Somewhat Homomorphic Encryption and its Attractiveness in Privacy-Enhancing Technologies
Andreas Peter, University of Twente
November 8, 2017 10:30am, in DC 1304
In 2009, Gentry presented the first Fully Homomorphic Encryption (FHE) scheme, which roughly speaking supports arbitrary computation over encrypted data without the need to decrypt. While, theoretically, FHE schemes can be used in many settings to provide data privacy, in practice they suffer from severe efficiency drawbacks. Somewhat Homomorphic Encryption (SWHE), on the other hand, constitutes a relaxed form of FHE which only supports the computation of a limited set of functions on encrypted data (i.e., functions that can be represented as an arithmetic circuit with fixed and restricted amounts of additions and multiplications).
In this talk, I would like to give a short introduction to SWHE and show that the limited functionality of SWHE schemes can be sufficient to provide data privacy in specific application scenarios and, most importantly, can lead to constructions efficient enough for practical use. Concretely, I will look at two example applications from different domains: (1) enhancing privacy in recommender systems based on social networks and (2) privately outsourcing forensic image recognition. Using the different characteristics of these settings, I will identify some features of SWHE which make the further study of this type of encryption within the area of Privacy-Enhancing Technologies particularly worthwhile.

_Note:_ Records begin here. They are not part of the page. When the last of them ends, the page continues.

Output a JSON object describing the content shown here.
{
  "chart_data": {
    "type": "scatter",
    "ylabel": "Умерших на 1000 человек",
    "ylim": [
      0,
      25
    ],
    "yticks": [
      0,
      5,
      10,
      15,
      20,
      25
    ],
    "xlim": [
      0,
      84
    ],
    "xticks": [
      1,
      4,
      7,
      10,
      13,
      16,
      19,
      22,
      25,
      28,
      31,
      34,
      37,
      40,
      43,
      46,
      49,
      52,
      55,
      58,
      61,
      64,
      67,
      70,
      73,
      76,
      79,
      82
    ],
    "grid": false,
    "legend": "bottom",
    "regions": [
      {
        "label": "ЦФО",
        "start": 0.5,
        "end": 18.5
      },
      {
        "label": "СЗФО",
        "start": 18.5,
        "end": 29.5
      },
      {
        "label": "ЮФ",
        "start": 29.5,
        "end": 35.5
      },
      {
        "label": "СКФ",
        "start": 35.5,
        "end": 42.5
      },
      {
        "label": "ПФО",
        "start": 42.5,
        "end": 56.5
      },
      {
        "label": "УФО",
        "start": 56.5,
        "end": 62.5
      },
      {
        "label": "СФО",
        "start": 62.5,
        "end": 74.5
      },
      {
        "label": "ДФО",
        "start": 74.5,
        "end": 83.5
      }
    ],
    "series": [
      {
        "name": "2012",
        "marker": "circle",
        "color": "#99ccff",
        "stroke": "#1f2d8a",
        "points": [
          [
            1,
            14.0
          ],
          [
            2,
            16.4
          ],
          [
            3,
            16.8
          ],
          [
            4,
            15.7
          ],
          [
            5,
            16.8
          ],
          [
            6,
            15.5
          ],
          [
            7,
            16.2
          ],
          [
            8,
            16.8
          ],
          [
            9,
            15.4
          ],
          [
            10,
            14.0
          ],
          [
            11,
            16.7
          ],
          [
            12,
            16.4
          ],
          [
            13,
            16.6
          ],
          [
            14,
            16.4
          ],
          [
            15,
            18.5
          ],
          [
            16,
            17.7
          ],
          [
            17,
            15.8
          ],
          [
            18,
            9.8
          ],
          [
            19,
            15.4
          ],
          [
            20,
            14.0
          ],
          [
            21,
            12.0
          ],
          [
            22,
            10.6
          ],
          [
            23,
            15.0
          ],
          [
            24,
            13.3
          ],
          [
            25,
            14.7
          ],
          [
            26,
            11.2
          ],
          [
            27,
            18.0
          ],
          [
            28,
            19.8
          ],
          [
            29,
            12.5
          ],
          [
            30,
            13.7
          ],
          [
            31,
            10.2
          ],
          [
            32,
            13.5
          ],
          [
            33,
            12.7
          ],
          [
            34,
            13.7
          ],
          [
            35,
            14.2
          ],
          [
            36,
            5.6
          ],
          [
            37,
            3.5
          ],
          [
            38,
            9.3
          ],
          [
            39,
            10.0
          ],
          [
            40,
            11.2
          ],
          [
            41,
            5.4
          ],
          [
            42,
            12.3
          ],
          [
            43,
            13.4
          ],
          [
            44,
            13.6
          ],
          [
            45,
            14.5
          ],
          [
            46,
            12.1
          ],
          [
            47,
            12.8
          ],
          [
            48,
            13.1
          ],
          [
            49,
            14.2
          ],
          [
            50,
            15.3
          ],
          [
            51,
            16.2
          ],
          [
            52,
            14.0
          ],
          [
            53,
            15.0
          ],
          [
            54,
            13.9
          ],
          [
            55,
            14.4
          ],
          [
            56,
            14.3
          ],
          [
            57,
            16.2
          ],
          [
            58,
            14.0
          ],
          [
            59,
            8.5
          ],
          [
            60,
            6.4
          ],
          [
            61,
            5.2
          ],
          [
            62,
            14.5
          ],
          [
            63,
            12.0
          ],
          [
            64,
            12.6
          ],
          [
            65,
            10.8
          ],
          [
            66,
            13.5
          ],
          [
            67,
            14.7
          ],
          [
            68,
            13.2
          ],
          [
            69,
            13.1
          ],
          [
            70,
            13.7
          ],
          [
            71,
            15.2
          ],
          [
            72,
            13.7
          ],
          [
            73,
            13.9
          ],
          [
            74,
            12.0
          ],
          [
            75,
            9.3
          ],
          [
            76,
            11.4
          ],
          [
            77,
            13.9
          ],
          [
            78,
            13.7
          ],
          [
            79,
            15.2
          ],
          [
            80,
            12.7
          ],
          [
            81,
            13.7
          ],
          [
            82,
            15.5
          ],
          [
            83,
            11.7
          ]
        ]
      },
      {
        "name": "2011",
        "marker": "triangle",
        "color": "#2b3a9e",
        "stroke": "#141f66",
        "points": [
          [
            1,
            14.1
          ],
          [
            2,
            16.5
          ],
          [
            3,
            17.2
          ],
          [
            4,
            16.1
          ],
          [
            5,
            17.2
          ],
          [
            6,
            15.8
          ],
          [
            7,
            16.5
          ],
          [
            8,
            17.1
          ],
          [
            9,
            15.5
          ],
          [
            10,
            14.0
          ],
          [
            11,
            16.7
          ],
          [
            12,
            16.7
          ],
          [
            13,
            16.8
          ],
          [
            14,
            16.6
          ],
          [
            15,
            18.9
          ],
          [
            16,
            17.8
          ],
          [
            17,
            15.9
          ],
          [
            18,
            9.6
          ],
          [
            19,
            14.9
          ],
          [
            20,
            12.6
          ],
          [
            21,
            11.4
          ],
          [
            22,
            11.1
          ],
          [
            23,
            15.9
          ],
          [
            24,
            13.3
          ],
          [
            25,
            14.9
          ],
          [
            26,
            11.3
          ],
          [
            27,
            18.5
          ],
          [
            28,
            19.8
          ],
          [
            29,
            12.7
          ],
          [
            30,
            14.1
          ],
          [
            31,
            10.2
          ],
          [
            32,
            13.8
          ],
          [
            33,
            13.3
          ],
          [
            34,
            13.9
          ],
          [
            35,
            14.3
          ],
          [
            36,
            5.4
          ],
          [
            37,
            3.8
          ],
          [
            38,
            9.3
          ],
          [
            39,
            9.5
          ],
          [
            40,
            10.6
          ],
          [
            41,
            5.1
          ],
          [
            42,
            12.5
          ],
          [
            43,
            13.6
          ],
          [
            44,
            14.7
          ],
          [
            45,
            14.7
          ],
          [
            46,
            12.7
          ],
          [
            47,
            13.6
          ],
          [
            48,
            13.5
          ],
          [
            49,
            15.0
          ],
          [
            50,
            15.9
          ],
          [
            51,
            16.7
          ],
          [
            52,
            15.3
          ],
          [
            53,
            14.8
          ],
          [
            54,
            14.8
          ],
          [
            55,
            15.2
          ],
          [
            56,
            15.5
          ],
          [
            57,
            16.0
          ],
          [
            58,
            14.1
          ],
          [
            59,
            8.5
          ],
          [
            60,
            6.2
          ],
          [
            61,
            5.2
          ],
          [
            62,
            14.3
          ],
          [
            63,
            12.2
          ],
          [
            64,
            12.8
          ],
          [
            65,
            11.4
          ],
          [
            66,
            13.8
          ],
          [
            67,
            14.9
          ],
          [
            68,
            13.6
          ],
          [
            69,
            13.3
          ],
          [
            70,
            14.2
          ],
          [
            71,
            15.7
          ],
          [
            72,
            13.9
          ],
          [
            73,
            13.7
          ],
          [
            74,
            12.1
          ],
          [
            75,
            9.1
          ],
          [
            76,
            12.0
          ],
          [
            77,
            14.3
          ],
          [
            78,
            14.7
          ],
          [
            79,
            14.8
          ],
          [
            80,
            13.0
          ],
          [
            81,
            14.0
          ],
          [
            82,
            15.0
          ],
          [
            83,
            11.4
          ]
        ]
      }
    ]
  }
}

Andreas Peter graduated with a M.Sc. in mathematics at both the University of Cambridge (UK) and the University of Oldenburg (Germany) in 2008 and 2009, respectively. Subsequently, he received the Ph.D. in computer science from the Technical University of Darmstadt (Germany) in 2013. His Ph.D. thesis deals with the topic of secure outsourcing of computation with a special focus on homomorphic encryption. Since 2014, he is employed as an Assistant Professor at the chair of Services, Cybersecurity and Safety at the University of Twente (NL). His research interests include both fundamental and applied security and privacy aspects in IT systems with a focus on privacy-enhancing technologies, cryptographic protocol design and analysis, as well as the application and theory of functional and homomorphic encryption. He served on the program committees of several workshops and conferences devoted to information security and privacy. Since 2015, he serves on the Editorial Board of the MDPI Open Access Journal on Cryptography and the SpringerOpen EURASIP Journal on Information Security.